SONDHEIM, STEPHEN 1930-
COMPOSER, LYRICIST
Musicals
Young Stephen Sondheim's path was made clear when, at age twelve, he was befriended by a family friend, the esteemed lyricist Oscar Hammerstein II. Hammerstein taught him all he knew about songwriting, and by the late 1940s Sondheim was working as a production assistant on Broadway musicals such as South Pacific (1949) and The King and I (1951). He then won a two-year fellowship to study with avant-garde composer Milton Babbitt, who helped him analyze popular songs and classics. In 1953 plans for Sondheim's first full-length musical composition, Saturday Nighty were cut short by the death of the producer, so Sondheim turned to scriptwriting for the television series Topper. A chance encounter with playwright Arthur Laurents led to Sondheim's meeting with Leonard Bernstein, who was composing the music to West Side Story. Impressed with the lyrics to Saturday Night, Bernstein asked Sondheim to collaborate on the new songs.
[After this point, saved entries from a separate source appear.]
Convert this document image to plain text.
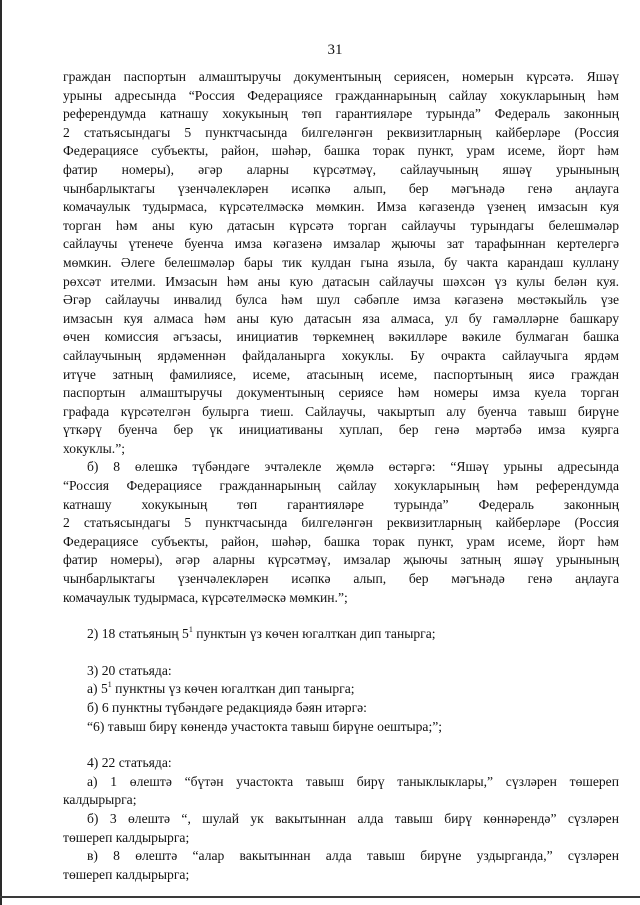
31
граждан паспортын алмаштыручы документының сериясен, номерын күрсәтә. Яшәү
урыны адресында “Россия Федерациясе гражданнарының сайлау хокукларының һәм
референдумда катнашу хокукының төп гарантияләре турында” Федераль законның
2 статьясындагы 5 пунктчасында билгеләнгән реквизитларның кайберләре (Россия
Федерациясе субъекты, район, шәһәр, башка торак пункт, урам исеме, йорт һәм
фатир номеры), әгәр аларны күрсәтмәү, сайлаучының яшәү урынының
чынбарлыктагы үзенчәлекләрен исәпкә алып, бер мәгънәдә генә аңлауга
комачаулык тудырмаса, күрсәтелмәскә мөмкин. Имза кәгазендә үзенең имзасын куя
торган һәм аны кую датасын күрсәтә торган сайлаучы турындагы белешмәләр
сайлаучы үтенече буенча имза кәгазенә имзалар җыючы зат тарафыннан кертелергә
мөмкин. Әлеге белешмәләр бары тик кулдан гына языла, бу чакта карандаш куллану
рөхсәт ителми. Имзасын һәм аны кую датасын сайлаучы шәхсән үз кулы белән куя.
Әгәр сайлаучы инвалид булса һәм шул сәбәпле имза кәгазенә мөстәкыйль үзе
имзасын куя алмаса һәм аны кую датасын яза алмаса, ул бу гамәлләрне башкару
өчен комиссия әгъзасы, инициатив төркемнең вәкилләре вәкиле булмаган башка
сайлаучының ярдәменнән файдаланырга хокуклы. Бу очракта сайлаучыга ярдәм
итүче затның фамилиясе, исеме, атасының исеме, паспортының яисә граждан
паспортын алмаштыручы документының сериясе һәм номеры имза куела торган
графада күрсәтелгән булырга тиеш. Сайлаучы, чакыртып алу буенча тавыш бирүне
үткәрү буенча бер үк инициативаны хуплап, бер генә мәртәбә имза куярга
хокуклы.”;
б) 8 өлешкә түбәндәге эчтәлекле җөмлә өстәргә: “Яшәү урыны адресында
“Россия Федерациясе гражданнарының сайлау хокукларының һәм референдумда
катнашу хокукының төп гарантияләре турында” Федераль законның
2 статьясындагы 5 пунктчасында билгеләнгән реквизитларның кайберләре (Россия
Федерациясе субъекты, район, шәһәр, башка торак пункт, урам исеме, йорт һәм
фатир номеры), әгәр аларны күрсәтмәү, имзалар җыючы затның яшәү урынының
чынбарлыктагы үзенчәлекләрен исәпкә алып, бер мәгънәдә генә аңлауга
комачаулык тудырмаса, күрсәтелмәскә мөмкин.”;

2) 18 статьяның $5^1$ пунктын үз көчен югалткан дип танырга;

3) 20 статьяда:

а) $5^1$ пунктны үз көчен югалткан дип танырга;

б) 6 пунктны түбәндәге редакциядә бәян итәргә:

“6) тавыш бирү көнендә участокта тавыш бирүне оештыра;”;

4) 22 статьяда:

а) 1 өлештә “бүтән участокта тавыш бирү таныклыклары,” сүзләрен төшереп
калдырырга;
б) 3 өлештә “, шулай ук вакытыннан алда тавыш бирү көннәрендә” сүзләрен
төшереп калдырырга;
в) 8 өлештә “алар вакытыннан алда тавыш бирүне уздырганда,” сүзләрен
төшереп калдырырга;
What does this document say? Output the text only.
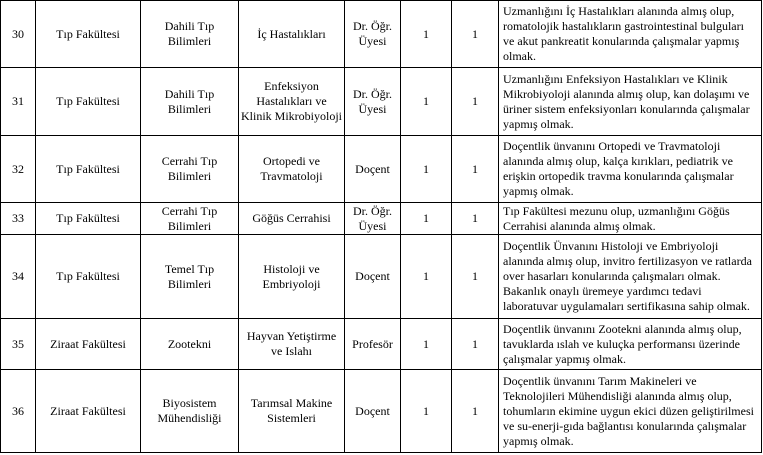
30	Tıp Fakültesi	Dahili Tıp Bilimleri	İç Hastalıkları	Dr. Öğr. Üyesi	1	1	Uzmanlığını İç Hastalıkları alanında almış olup, romatolojik hastalıkların gastrointestinal bulguları ve akut pankreatit konularında çalışmalar yapmış olmak.
31	Tıp Fakültesi	Dahili Tıp Bilimleri	Enfeksiyon Hastalıkları ve Klinik Mikrobiyoloji	Dr. Öğr. Üyesi	1	1	Uzmanlığını Enfeksiyon Hastalıkları ve Klinik Mikrobiyoloji alanında almış olup, kan dolaşımı ve üriner sistem enfeksiyonları konularında çalışmalar yapmış olmak.
32	Tıp Fakültesi	Cerrahi Tıp Bilimleri	Ortopedi ve Travmatoloji	Doçent	1	1	Doçentlik ünvanını Ortopedi ve Travmatoloji alanında almış olup, kalça kırıkları, pediatrik ve erişkin ortopedik travma konularında çalışmalar yapmış olmak.
33	Tıp Fakültesi	Cerrahi Tıp Bilimleri	Göğüs Cerrahisi	Dr. Öğr. Üyesi	1	1	Tıp Fakültesi mezunu olup, uzmanlığını Göğüs Cerrahisi alanında almış olmak.
34	Tıp Fakültesi	Temel Tıp Bilimleri	Histoloji ve Embriyoloji	Doçent	1	1	Doçentlik Ünvanını Histoloji ve Embriyoloji alanında almış olup, invitro fertilizasyon ve ratlarda over hasarları konularında çalışmaları olmak. Bakanlık onaylı üremeye yardımcı tedavi laboratuvar uygulamaları sertifikasına sahip olmak.
35	Ziraat Fakültesi	Zootekni	Hayvan Yetiştirme ve Islahı	Profesör	1	1	Doçentlik ünvanını Zootekni alanında almış olup, tavuklarda ıslah ve kuluçka performansı üzerinde çalışmalar yapmış olmak.
36	Ziraat Fakültesi	Biyosistem Mühendisliği	Tarımsal Makine Sistemleri	Doçent	1	1	Doçentlik ünvanını Tarım Makineleri ve Teknolojileri Mühendisliği alanında almış olup, tohumların ekimine uygun ekici düzen geliştirilmesi ve su-enerji-gıda bağlantısı konularında çalışmalar yapmış olmak.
The result was a Broadway (and Hollywood) classic, featuring Sondheim's versatile and witty lyric-writing style on songs such as "America," "Tonight," "Maria," and "I Feel Pretty."
Growth
Gypsy (1959), a collaboration with composer Jule Styne, was a runaway hit, featuring more classic Sondheim lyrics ("Everything's Coming Up Roses," "Let Me Entertain You," "Rose's Turn"). By now his style was established: his lyrics were intelligent and complex but always effortless and always integrated into the character singing them. Sondheim's Broadway success did not completely satisfy him, however. He wanted to write both music and lyrics, and he was given that opportunity with A Funny Thing Happened on the Way to the Forum (1962), which won a Tony for best musical and became Sondheim's biggest commercial success. It was also his first collaboration with director-producer Harold Prince, who was to work with Sondheim on all of his musicals in the 1970s.
Innovation
After several failures in the mid 1960s, Sondheim returned to Broadway in 1970 with Company, a concept musical that used a plotless series of vignettes to comment on modern marriage. With Company Sondheim broke from the musical tradition of writing hits, instead keeping each song firmly integrated into its context in the show. Sondheim won Tonys for his lyrics and score, and the show won a New York Drama Critics Circle prize for best musical. Equally innovative was Follies (1971), a nostalgic revue that employed flashbacks and simultaneous past and present action among two couples. A spectacle about the ghosts of lost tradition and the sadness of memory, Follies won the Drama Critics award and won Sondheim a Tony for his unusual music and lyrics.
Acclaim
With A Little Night Music (1973) Sondheim became the first artist to receive Tonys for three consecutive years as composer and lyricist. A Little Night Music was hailed as his greatest work to date, producing his first hit ("Send in the Clowns") and refuting his reputation for writing unhummable scores. Based loosely on Ingmar Bergman's film Smiles of a Summer Night (1955), the show was delicate and enchanting in mood, using sophisticated songs as interior monologues for the characters. Sondheim composed the music in traditional waltz time in order to create the effect of an operetta. "Send in the Clowns" won a Grammy, as did the original cast album. By 1973 Sondheim was being credited with rejuvenating the once-dying Broadway musical almost single-handedly. On 11 March of that year he was honored with a gala four-hour musical tribute featuring more than forty Sondheim songs.
Departures
In 1976 Pacific Overtures mixed Broadway musical traditions with those of the Japanese Kabuki theater. Using native Japanese music, haiku chants, and Oriental choreography, costuming, and sets, the show was daring and original, a radical departure from anything even Sondheim had tried before. Although Overtures won a citation for best musical from the Drama Critics Circle, it closed after a short run. Far more successful with Broadway audiences was Sweeney Todd (1979), a Grand Guignol opera about "the demon barber of Fleet Street." A mix of the darkly comic and wildly gothic, Sweeney Todd was hailed by most critics as sensational and brilliant. It went on to win six Tonys, including Sondheim's musical score, and the original cast album snared a Grammy.
Later Success
Sondheim's highly original musical Sunday in the Park with George (1984) featured a minimum of plot, character, or dance. Instead, music under-scored the gradual piecing together, through lighting and staging, of Seurat's painting La Grande Jatte. The show won the New York Drama Critics Circle award and a Pulitzer Prize in drama. Although many considered Sunday
in the Park with George to be Sondheim's best work, he also achieved major successes with Into the Woods (1987) and Passion, which was a Tony WINNER in 1994.
Sources:
David Ewen, American Songwriters (New York: Wilson, 1987);
"Words and Music by Sondheim," Newsweek, 81 (23 April 1973): 54-64.